§ Sir GEORGE YOUNGER
asked the Minister of Munitions whether in the new-fuse factory at Woolwich Arsenal, where several thousand women are employed, there are no arrangements for paying these women except in the open air; whether it happens that these women after having worked a twelve-hour shift have to stana in the mud, and often in soaking rain, for forty-five minutes waiting their turn to be paid; whether the payment of the women working upon the day shift is made still longer and more difficult by the impossibility of lining them up in their correct order, owing to the darkness made necessary by the police regulations; and whether, seeing that these conditions will adversely effect the health of the workers and consequently the output of the factory, and in view of the fact that representations have been made on the subject to the Ministry of Munitions during the last few weeks, he has taken any action to put a stop to this condition of affairs?
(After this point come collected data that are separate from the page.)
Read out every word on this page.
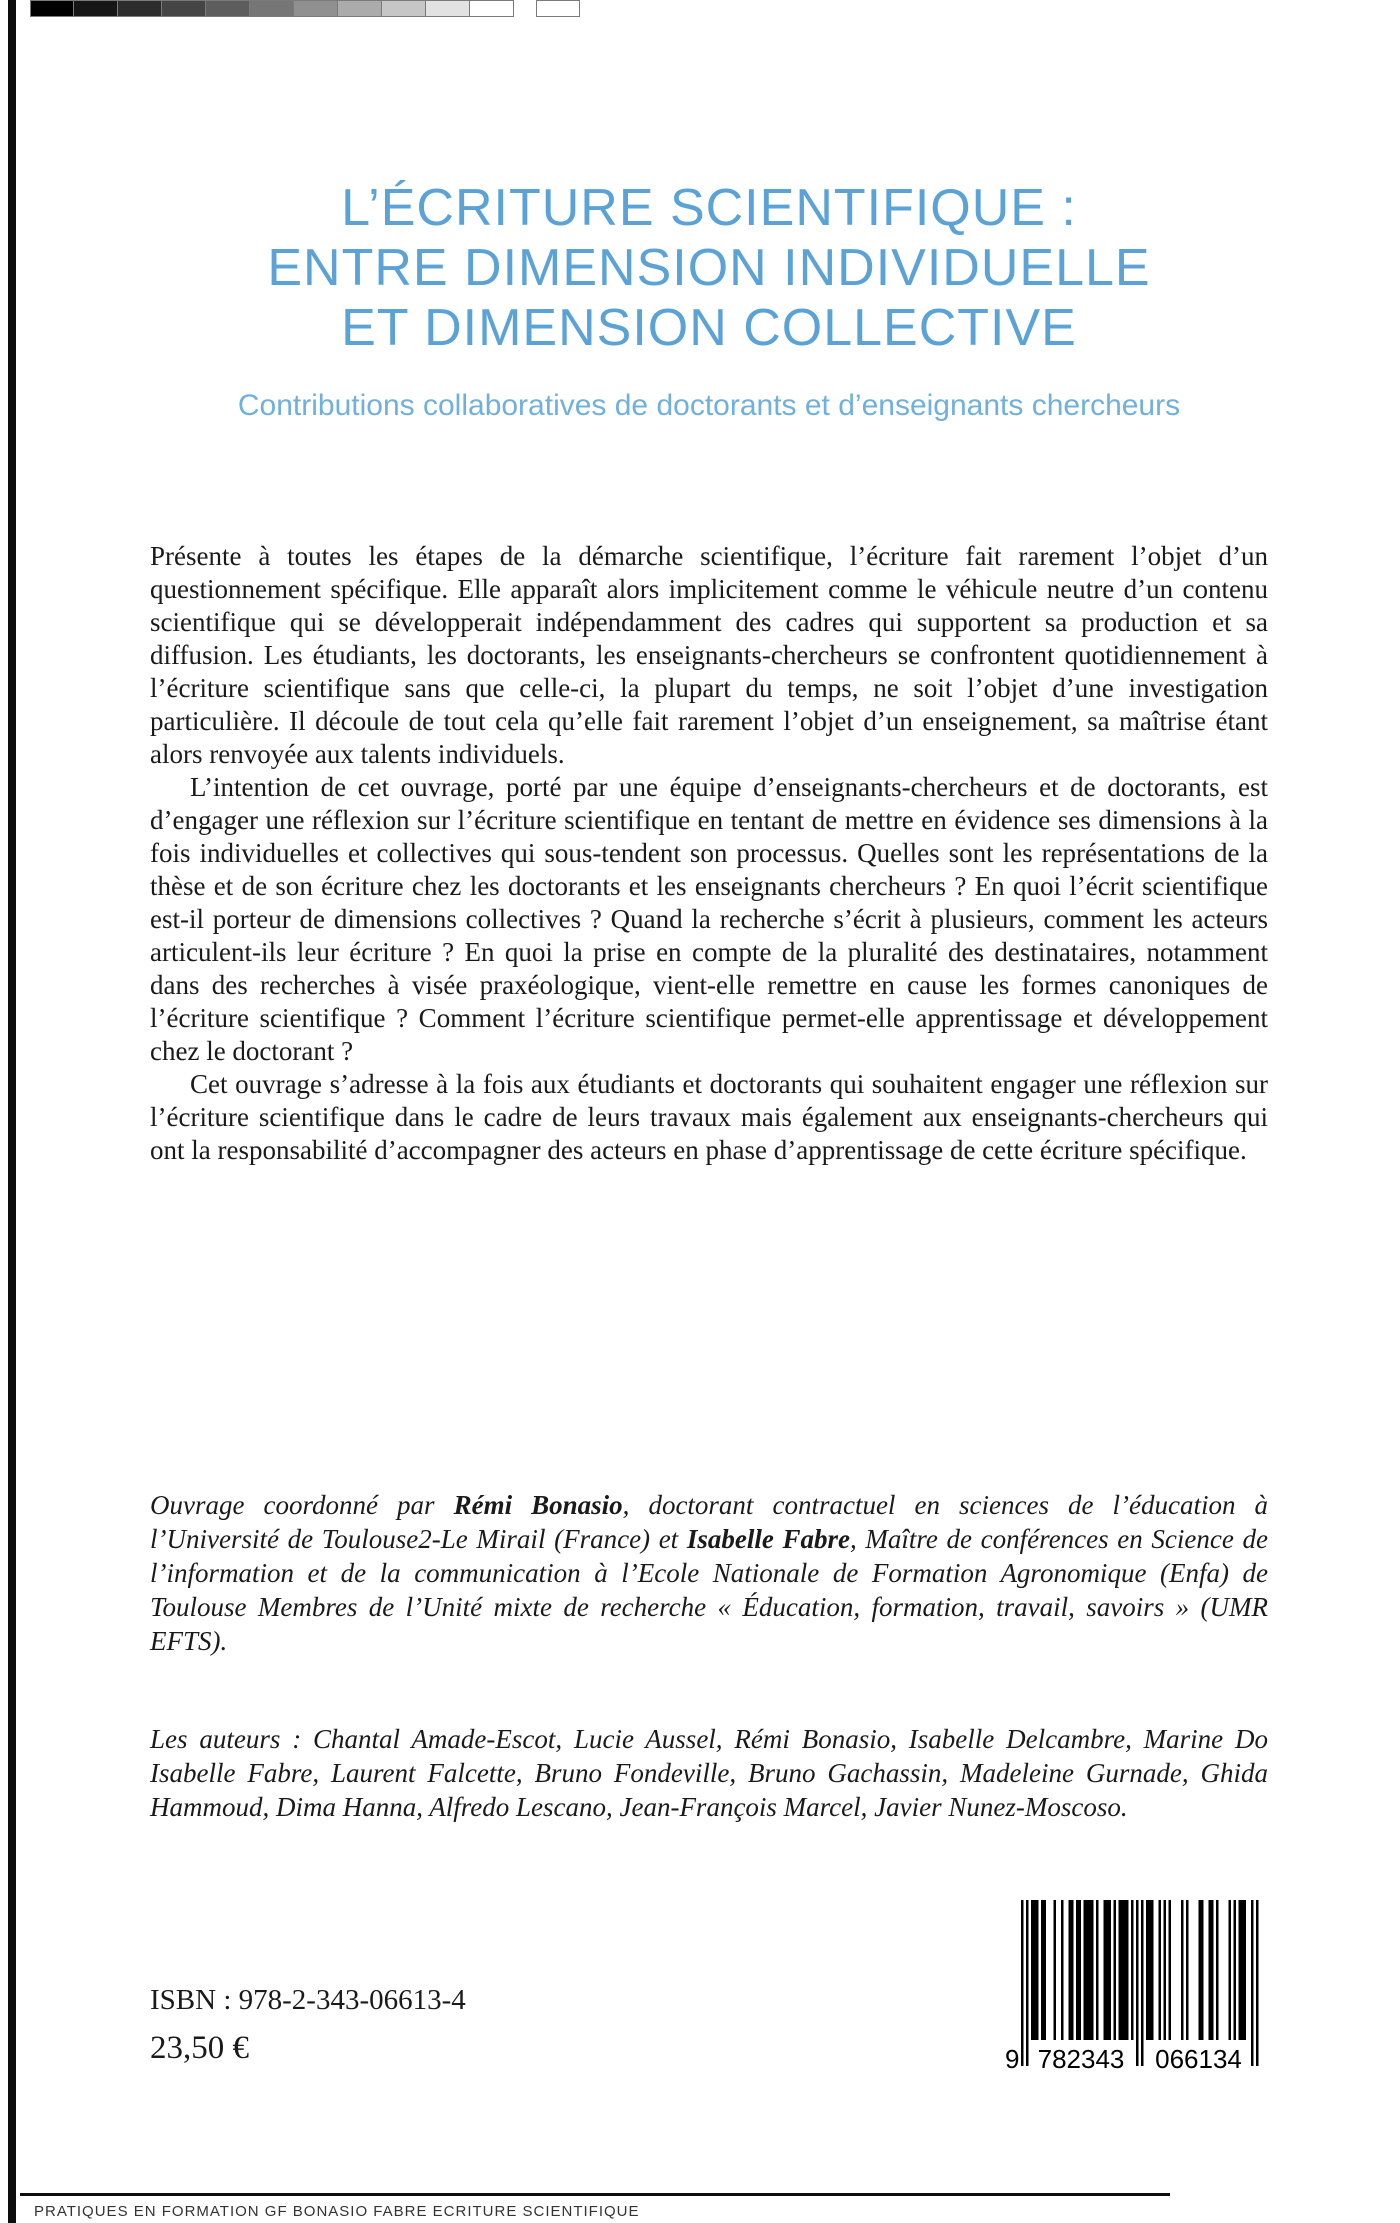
L’ÉCRITURE SCIENTIFIQUE :
ENTRE DIMENSION INDIVIDUELLE
ET DIMENSION COLLECTIVE

Contributions collaboratives de doctorants et d’enseignants chercheurs

Présente à toutes les étapes de la démarche scientifique, l’écriture fait rarement l’objet d’un questionnement spécifique. Elle apparaît alors implicitement comme le véhicule neutre d’un contenu scientifique qui se développerait indépendamment des cadres qui supportent sa production et sa diffusion. Les étudiants, les doctorants, les enseignants-chercheurs se confrontent quotidiennement à l’écriture scientifique sans que celle-ci, la plupart du temps, ne soit l’objet d’une investigation particulière. Il découle de tout cela qu’elle fait rarement l’objet d’un enseignement, sa maîtrise étant alors renvoyée aux talents individuels.

L’intention de cet ouvrage, porté par une équipe d’enseignants-chercheurs et de doctorants, est d’engager une réflexion sur l’écriture scientifique en tentant de mettre en évidence ses dimensions à la fois individuelles et collectives qui sous-tendent son processus. Quelles sont les représentations de la thèse et de son écriture chez les doctorants et les enseignants chercheurs ? En quoi l’écrit scientifique est-il porteur de dimensions collectives ? Quand la recherche s’écrit à plusieurs, comment les acteurs articulent-ils leur écriture ? En quoi la prise en compte de la pluralité des destinataires, notamment dans des recherches à visée praxéologique, vient-elle remettre en cause les formes canoniques de l’écriture scientifique ? Comment l’écriture scientifique permet-elle apprentissage et développement chez le doctorant ?

Cet ouvrage s’adresse à la fois aux étudiants et doctorants qui souhaitent engager une réflexion sur l’écriture scientifique dans le cadre de leurs travaux mais également aux enseignants-chercheurs qui ont la responsabilité d’accompagner des acteurs en phase d’apprentissage de cette écriture spécifique.

Ouvrage coordonné par Rémi Bonasio, doctorant contractuel en sciences de l’éducation à l’Université de Toulouse2-Le Mirail (France) et Isabelle Fabre, Maître de conférences en Science de l’information et de la communication à l’Ecole Nationale de Formation Agronomique (Enfa) de Toulouse Membres de l’Unité mixte de recherche « Éducation, formation, travail, savoirs » (UMR EFTS).

Les auteurs : Chantal Amade-Escot, Lucie Aussel, Rémi Bonasio, Isabelle Delcambre, Marine Do Isabelle Fabre, Laurent Falcette, Bruno Fondeville, Bruno Gachassin, Madeleine Gurnade, Ghida Hammoud, Dima Hanna, Alfredo Lescano, Jean-François Marcel, Javier Nunez-Moscoso.

ISBN : 978-2-343-06613-4
23,50 €	9 782343 066134
PRATIQUES EN FORMATION GF BONASIO FABRE ECRITURE SCIENTIFIQUE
The matter referred to by my hon. Friend had already been engaging the anxious attention of the Arsenal authorities. My right hon. Friend regrets the inconvenience which unfortunately has inevitably been occasioned in developing these arrangements in connection with the new fuse factory owing to the crowded state of the Arsenal. Every effort is being made by the provision of better lighting, the improved marshalling of the women, and an increase in the number of pay stations to relieve the congestion. I hope that, as a result of these measures, the conditions complained of by my hon. Friend will rapidly be removed.